Put the hammer down on the new GRBL CNC board from http://www.Panucatt.com last night. Hour solid of cut time taking 1/4" deep passes at 80IPM in Baltic Birch. 5 tool changes without hiccup. Feeling pretty good about the board itself but still not sold on GRBL.
The fact that if I use any of the provided methods of immediate machine stopping means I also loose all of my work offset data is cumbersome. With a complex project like this, where its possible to have a simple program mistake cause the for an immediate stop, its important to be able to return to a known point. With this project I was lucky in that I set my work offset from my work pieces edges, but you cant always do that.

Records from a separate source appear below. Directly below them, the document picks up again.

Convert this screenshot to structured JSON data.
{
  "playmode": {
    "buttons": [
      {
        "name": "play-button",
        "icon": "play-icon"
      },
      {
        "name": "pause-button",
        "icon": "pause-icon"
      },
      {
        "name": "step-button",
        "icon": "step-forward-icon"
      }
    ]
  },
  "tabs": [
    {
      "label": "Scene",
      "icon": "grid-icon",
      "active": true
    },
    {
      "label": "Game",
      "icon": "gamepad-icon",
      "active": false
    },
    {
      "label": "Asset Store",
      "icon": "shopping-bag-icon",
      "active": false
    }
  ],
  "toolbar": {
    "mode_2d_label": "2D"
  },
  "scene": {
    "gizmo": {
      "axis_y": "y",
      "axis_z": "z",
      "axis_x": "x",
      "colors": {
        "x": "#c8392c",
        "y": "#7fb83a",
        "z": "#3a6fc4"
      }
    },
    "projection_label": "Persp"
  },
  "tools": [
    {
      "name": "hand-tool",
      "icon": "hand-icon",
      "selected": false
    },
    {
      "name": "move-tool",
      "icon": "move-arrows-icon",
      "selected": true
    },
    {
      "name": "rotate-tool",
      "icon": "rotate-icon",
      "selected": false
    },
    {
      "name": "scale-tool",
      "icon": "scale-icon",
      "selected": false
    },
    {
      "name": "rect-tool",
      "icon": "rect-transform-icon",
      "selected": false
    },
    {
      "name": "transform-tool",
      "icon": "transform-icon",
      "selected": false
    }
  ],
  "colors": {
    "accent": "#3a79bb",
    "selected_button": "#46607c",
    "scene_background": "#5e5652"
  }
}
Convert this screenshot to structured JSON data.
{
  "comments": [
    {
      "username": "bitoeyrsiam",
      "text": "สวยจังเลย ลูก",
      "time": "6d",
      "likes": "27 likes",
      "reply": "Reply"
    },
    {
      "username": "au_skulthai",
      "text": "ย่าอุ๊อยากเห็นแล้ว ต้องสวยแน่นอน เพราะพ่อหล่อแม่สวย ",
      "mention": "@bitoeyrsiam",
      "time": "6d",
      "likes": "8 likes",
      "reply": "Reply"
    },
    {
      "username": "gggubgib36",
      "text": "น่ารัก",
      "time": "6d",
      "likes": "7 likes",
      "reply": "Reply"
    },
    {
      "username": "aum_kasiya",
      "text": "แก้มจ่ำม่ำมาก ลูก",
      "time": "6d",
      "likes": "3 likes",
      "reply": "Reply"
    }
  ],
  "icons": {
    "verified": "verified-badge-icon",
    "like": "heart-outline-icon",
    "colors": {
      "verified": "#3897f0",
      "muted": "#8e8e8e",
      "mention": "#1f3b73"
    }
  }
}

Anyway for small machines, and less complex projects I think this board is amazing. Im going to be using it to convert a Denford micro mill from the Circa 97 CNC software and hardware to modern stuff I can run off a laptop. Exciting little project.
Using the GRBL g28 coordinate system to save the tool-path origin in nonvolatile memory solves most of these issues for me. But my GRBL does still loose the machine origin, in a few cases which I don’t fully understand. Frustrating.
So far, my fix for this is to ensure that machine homing is as repeatable as possible. I can re-home and, send g28 to get back to the toolpath origin in machine coordinates, and then rezero the toolpath coordinate frame, even after a power outage.
… But you have to save the toolpath origin with g28.1, so that it is there later when you need it.
Liytle off topic, but i noticed you have linear rails and i just bought my first set. If the bearings come off will the balls come out? Any idea would be helpfull.